Malachi Kittridge was nearly a decade removed from major league baseball in 1915 but had plenty of opinions about how easy current players had it. He told The Cleveland News:
“The big league ballplayer has the easiest job there is. He does not even have to pack his uniform. That is done for him in the clubhouse. His hand baggage is taken to the train for him. He rides in a lower berth. Arriving at another town, he is met by a taxicab while his baggage is taken to the hotel in a wagon. He does not even have to write his name on the hotel register. He finds his room and a good one with a bath reserved for him.”
And once in town, it was even easier:
“He has nothing to do except to report at the grounds at 2 pm, practice and then take part in the game. His evenings are his own as are his mornings, except at home, when some clubs have practice sessions. He has more idle time upon his hands than any man engaged in any other profession, yet he fails to take advantage of it by fitting himself for some other profession or business to take up when his baseball days are over.”
Kittridge said players idled away their time on the road taking walks and playing cards in the morning, or at a theater or pool hall in the evening, rather than devoting “some of his time to study” of a future career. But, he warned, “he cannot study too much and run the risk of injuring his eyes.”
The News said Kittridge also resented, “the oft printed story that the old-time baseball player was rough neck,” compared to the modern, “college-bred” players:
“I guess they forgot about the famous old Chicago White Sox. Of that team, John K. Tener became governor of Pennsylvania and president of the National League; (Cap) Anson was county clerk of Cook County, which means Chicago; Mark Baldwin is a famous surgeon in Pittsburgh; Ad Gumbert was Sheriff of Pittsburgh [sic, Allegheny County]; (Bill) Hutchinson, the great pitcher, is a railroad official out West; Walter Wilmot is a banker in Minneapolis, and Clark Griffith is pretty well up in the baseball game.”
Kittridge challenged the reporter to “investigate,” and said, “you would find that the majority of the old-timers have done well since quitting the game, indicating that they were not the rowdies later day writers would have the public believe.”

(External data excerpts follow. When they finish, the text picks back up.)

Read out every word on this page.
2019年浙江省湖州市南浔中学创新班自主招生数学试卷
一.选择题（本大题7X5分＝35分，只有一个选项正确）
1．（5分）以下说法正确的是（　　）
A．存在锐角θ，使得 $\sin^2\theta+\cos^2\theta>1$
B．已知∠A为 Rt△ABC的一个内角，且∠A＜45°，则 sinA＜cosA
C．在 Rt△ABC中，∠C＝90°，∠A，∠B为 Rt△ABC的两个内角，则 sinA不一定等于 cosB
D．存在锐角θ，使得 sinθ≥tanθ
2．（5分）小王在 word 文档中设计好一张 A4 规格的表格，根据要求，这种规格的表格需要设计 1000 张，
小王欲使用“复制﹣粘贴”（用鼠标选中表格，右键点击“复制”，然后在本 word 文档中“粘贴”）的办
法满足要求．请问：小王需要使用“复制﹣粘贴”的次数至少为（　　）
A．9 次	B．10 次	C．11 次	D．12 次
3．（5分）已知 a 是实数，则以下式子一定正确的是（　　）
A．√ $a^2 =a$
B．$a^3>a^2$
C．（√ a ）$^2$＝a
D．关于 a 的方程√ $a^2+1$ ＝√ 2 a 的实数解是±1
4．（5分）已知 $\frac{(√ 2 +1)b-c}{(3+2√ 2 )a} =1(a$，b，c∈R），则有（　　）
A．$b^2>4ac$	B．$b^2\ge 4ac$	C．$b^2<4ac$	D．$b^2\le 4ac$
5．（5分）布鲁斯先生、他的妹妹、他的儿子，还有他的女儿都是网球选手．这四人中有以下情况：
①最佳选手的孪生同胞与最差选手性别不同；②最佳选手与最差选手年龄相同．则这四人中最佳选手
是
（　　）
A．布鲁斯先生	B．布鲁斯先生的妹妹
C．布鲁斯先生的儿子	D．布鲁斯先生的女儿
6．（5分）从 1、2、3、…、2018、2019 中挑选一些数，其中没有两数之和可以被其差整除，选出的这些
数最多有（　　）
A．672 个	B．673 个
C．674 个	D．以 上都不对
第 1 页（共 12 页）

Kittridge himself was a fairly successful minor league manager, but his one stint running a major league club was a disaster. Kittridge’s 1904 Washington Senators were 1-16 when the player-manager was replaced by Patsy Donovan. The Boston Globe provided an example of how he counseled pitchers to face the league’s leading hitter, Napoleon Lajoie:
“Place the ball at a medium rate of speed over the middle of the rubber, or cut the plate with a slow, arched curve whenever Lajoie is facing you. The big Frenchman will write an obituary in the shape of a double, triple, or homer on any ball that has steam behind it and veers over the outside or inside corners. I have seen him soak a high one in the inside on a level with his Adam’s apple, and the next one he plucked off his socks knee high and on the inside.”